Abundant 'Square Pegs'
Date: Jun 28 2006
One of the oldest cliches in the world concerns trying to fit a square peg in a round hole. Well, quite a few of the questions we get here involve exactly that. Recently, for instance, I was asked by a subscriber to suggest some loads for Ramshot TAC in the .50 BMG cartridge. Why? The inquirer had a whole bunch of TAC, and he'd just bought a .50 BMG.
This is like trying to pound an octagonal peg into a screw hole. TAC is a medium-burning rate powder, about like IMR-4895. It's designed, like IMR-4895, to work in moderate capacity cartridges with medium-weight bullets. Ideal combinations are the .223 Remington with 50-grain bullets or the .308 Winchester with 150-grain bullets.
The .50 BMG is a huge cartridge that shoots very heavy bullets that are quite long even for .50 caliber. Consequently even powders we normally think of as very slowburning (such as IMR-7828, Hodgdon Retumbo or Ramshot Magnum) don't work very well in the .50 BMG. It's so specialized, in fact, that Hodgdon even developed its own powder specifically for use in the cartridge. It's named, oddly enough, Hodgdon H-50BMG.
At the other end of the spectrum, I've also gotten requests for loading data with H-4831 (a fairly slow powder) in cartridges like the .30-30. Why? You guessed it: The reloader had a lot of H-4831. Yeah, you can fill a .30-30 case with H-4831, and stuff a bullet on top of it, but the velocity will be really, really low, because only perhaps 50 percent of the powder's energy will be used.

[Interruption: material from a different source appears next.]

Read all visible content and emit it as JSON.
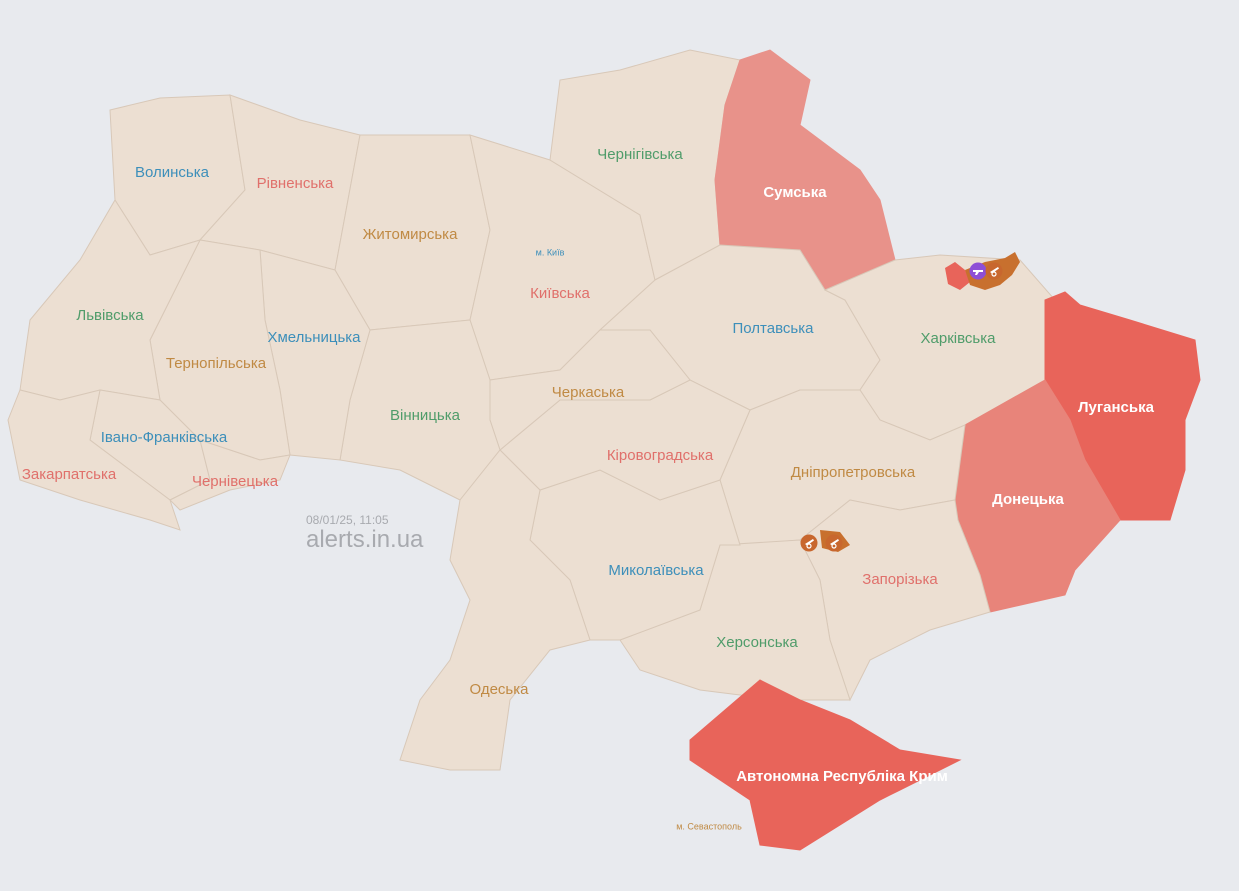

Accuracy will also probably be lousy. Most powders are designed to burn most consistently at certain pressures. If they're burned at 25,000 psi rather than 55,000 psi, they'll probably produce erratic velocities – and a lot of the powder won't be burned at all. It's simply a waste of good H-4831 to use it in a .30-30. Buy some IMR- 4895 or Ramshot TAC or some other appropriate powder for the .30-30 and save the H-4831 for your .270 Winchester or .300 WSM, where it works great.